I have the following tables in an embedded H2 database:
ACE (1,655,953) | PARENT_CHILD (4,544,788) | FILE (328,584)
-------------------------------------------------------------
ID | ID | ID
MEMBER_ID | PARENT_FILE_ID | NAME
FILE_ID | CHILD_FILE_ID |
- ACE is an Access Control Entry of a FILE and has a foreign key to the FILE table and an index on MEMBER_ID
- PARENT_CHILD holds the relation between a file and ALL of its parents (not just the direct parent). It has two foreign keys to the FILE table.
- FILE holds information about a file
The application displays file/ace information in a Tree for a selected member. I need the PARENT_CHILD table to support lazy loading in the application Tree. I don't load all the ace/file information in memory, but I just query the applicable file ID's. Joining the PARENT_CHILD table gives me all the parents when a match with a deep nested file is found (the Tree must know what root element belongs to the matching files). I hold an array of file ID's in memory, which is used to build the application folder Tree. When the user starts expanding the tree I load additional information about the file and related ACE's. I don't want to display folders that don't have any matching ACE's in their content. BUT, if a deep nested folder/file has a match I need to render the full path in the Tree.
So I use this query:
select distinct parent_file_id from parent_child
inner join ace on parent_child.child_file_id = ace.file_id
where ace.member_id = 1;
This works pretty well for members that have about 40,000 matching ACE's, but when a member has many matches this query starts performing quite bad (20 seconds). I test using Squirrel (1536 MB java memory, Xmx) and the following connection string (cache size 768MB):
jdbc:h2://C:\H2DB;CACHE_SIZE=786432;QUERY_CACHE_SIZE=0;
The execution plan looks as follow:
SELECT DISTINCT
PARENT_CHILD.PARENT_ID
FROM ACE
/* ACE_MEMBER_ID_FK_INDEX_E: MEMBER_ID = 1 */
/* WHERE ACE.MEMBER_ID = 1
*/
/* scanCount: 456397 */
INNER JOIN PARENT_CHILD
/* PARENT_CHILD_FILE_ID_FILE_ID_FK_INDEX_E: CHILD_FILE_ID = ACE.FILE_ID */
/* scanCount: 6969581 */
WHERE (ACLITEM.MEMBER_ID = 1)
AND (PARENTFILE.FILE_ID = ACLITEM.FILE_ID)
/*
reads: 840206
*/
Number of results: 328,584. I assume some temp file on disk is causing the performance drop, because the join with PARENT_CHILD is generating many records.
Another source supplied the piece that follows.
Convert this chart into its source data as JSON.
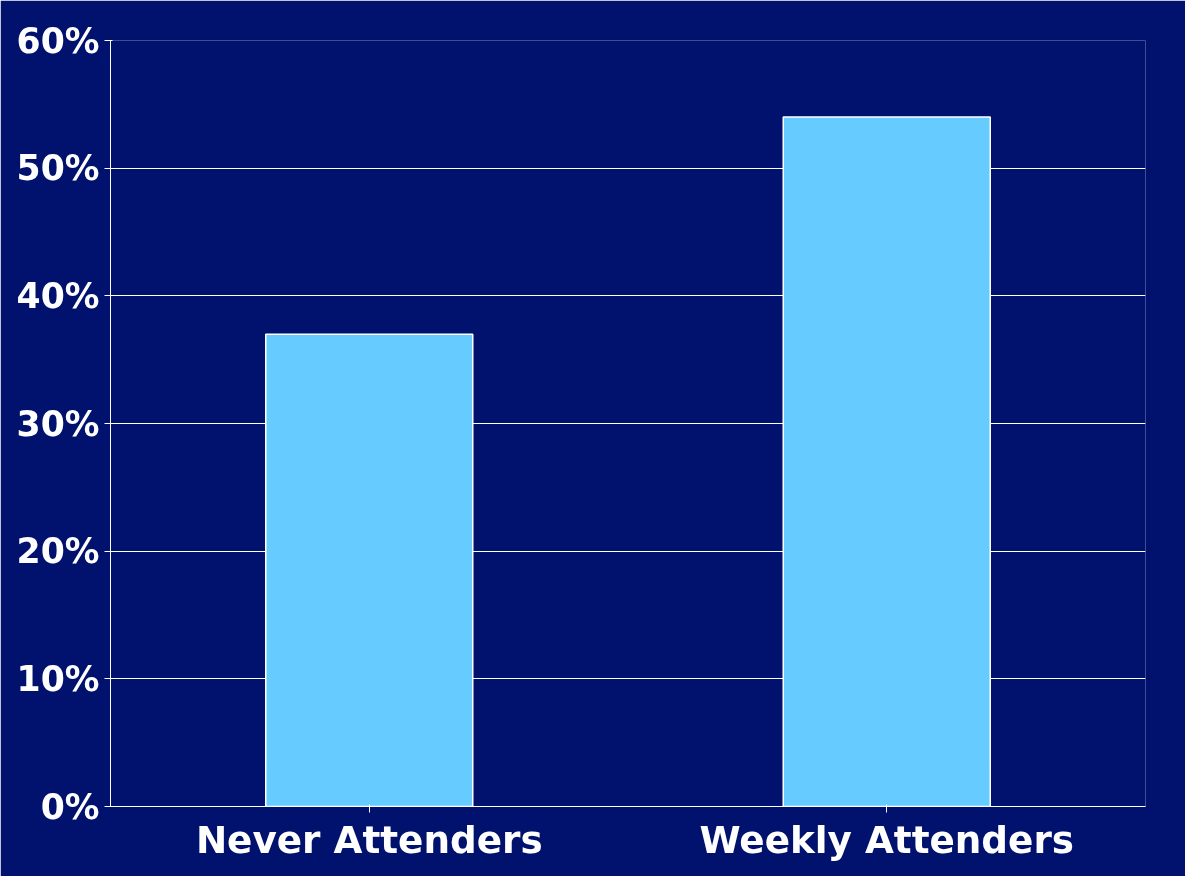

I already increased the MAX_MEMORY_ROWS to 10,000,000 and this made the query perform in 20 instead of 40 seconds.
Any ideas on how to improve this query?
The subquery on the member id takes 2.6 seconds to complete (without the 'reading result' time, 456,396 records). Which sounds also quite long to me, since it's just a query on the index:
select * from ACE where member_id = 1;
Perhaps I have to rethink the lazy loading mechanism of the application tree with folders/files. The problem is that before I can render the root elements of the tree I need to know if there are matching children files. I don't want to display folders that don't have any matching content for the selected user.
Thanks.
Edit: Perhaps I will just store all parent id's as comma separated String in the FILE record. Then I don't need the table PARENT_CHILD and in my Java app it only takes 0.8 seconds to split 500,000 Strings to 5,000,000 Ints (each String having 10 comma separated random Int values).